We observed consistent, linear contrasts in days to first heroin use (p=0.0009), days to heroin relapse (p=0.009), and maximum consecutive days abstinent (p=0.0007), with all results best for buprenorphine and worst for placebo. Buprenorphine was associated with greater time to first heroin use than were naltrexone (hazard ratio 1.87 [95% CI 1.21-2.88]) or placebo (2.02 [1.29-3.16]). With buprenorphine, we also recorded significantly greater time to heroin relapse (2.17 [1.38-3.42]), and maximum consecutive days abstinent than with placebo (mean days 59 [95% CI 43-76] vs 24 [13-35]; p=0.003); however, for these outcomes, differences between buprenorphine and naltrexone were not significant. Differences between naltrexone and placebo were not significant for any outcomes. HIV risk behaviours were significantly reduced from baseline across all three treatments (p=0.003), but the reductions did not differ significantly between the three groups.
Our findings lend support to the widespread dissemination of maintenance treatment with buprenorphine as an effective public-health approach to reduce problems associated with heroin dependence.

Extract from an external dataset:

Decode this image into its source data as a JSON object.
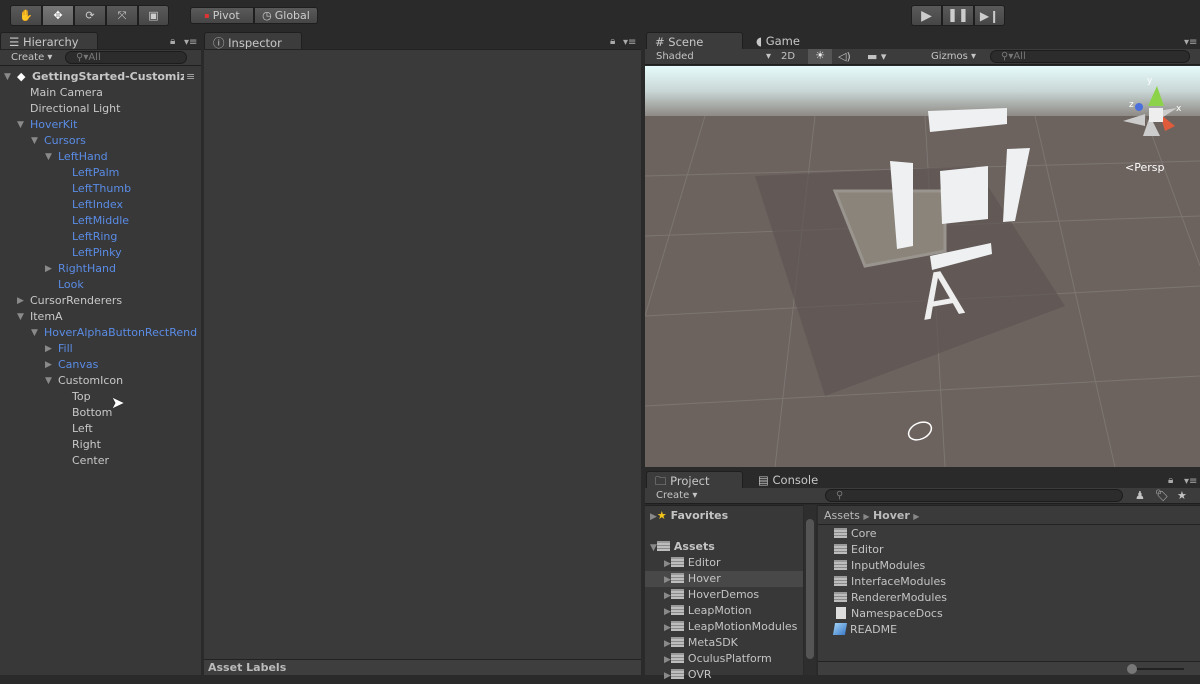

扩大获得有效治疗海洛因依赖的途径是一项全球卫生重点工作,这也将减少艾滋病毒传播。我们比较了纳曲酮、丁丙诺啡以及不进行额外治疗,在接受戒毒及后续药物咨询的患者中,维持海洛因戒断、预防复发以及减少艾滋病毒风险行为方面的疗效。
来自马来西亚一家门诊研究诊所和戒毒项目的126名已戒毒的海洛因依赖患者,通过计算机生成的随机序列被随机分配至接受为期24周的手工指导药物咨询,并分别使用纳曲酮维持治疗(n = 43)、丁丙诺啡维持治疗(n = 44)或安慰剂维持治疗(n = 39)。药物采用双盲双模拟方式给药。主要结局指标通过每周三次尿液检测进行评估,包括首次使用海洛因的天数、海洛因复发天数(连续三次阿片类药物阳性尿液检测)、海洛因戒断的最长连续天数以及6个月内艾滋病毒风险行为的减少情况。在入组22个月后,该研究终止,因为在一项中期安全性分析中显示丁丙诺啡具有更高的疗效。分析采用意向性分析。本研究已在ClinicalTrials.gov注册,编号为NCT00383045。
我们观察到在首次使用海洛因的天数(p = 0.0009)、海洛因复发天数(p = 0.009)和最长连续戒断天数(p = 0.0007)方面存在一致的线性差异,所有结果均显示丁丙诺啡最佳,安慰剂最差。丁丙诺啡组相比纳曲酮组(风险比1.87 [95%可信区间1.21 - 2.88])或安慰剂组(2.02 [1.29 - 3.16]),首次使用海洛因的时间更长。使用丁丙诺啡时,我们还记录到相比安慰剂组,海洛因复发的时间显著更长(2.17 [1.38 - 3.42]),以及最长连续戒断天数更多(平均天数59 [95%可信区间43 - 76] 对24 [13 - 35];p = 0.003);然而,对于这些结局指标,丁丙诺啡与纳曲酮之间的差异并不显著。纳曲酮与安慰剂在任何结局指标上的差异均不显著。在所有三种治疗中,艾滋病毒风险行为均较基线显著减少(p = 0.003),但三组之间的减少幅度没有显著差异。
我们的研究结果支持广泛推广丁丙诺啡维持治疗,将其作为一种有效的公共卫生方法,以减少与海洛因依赖相关的问题。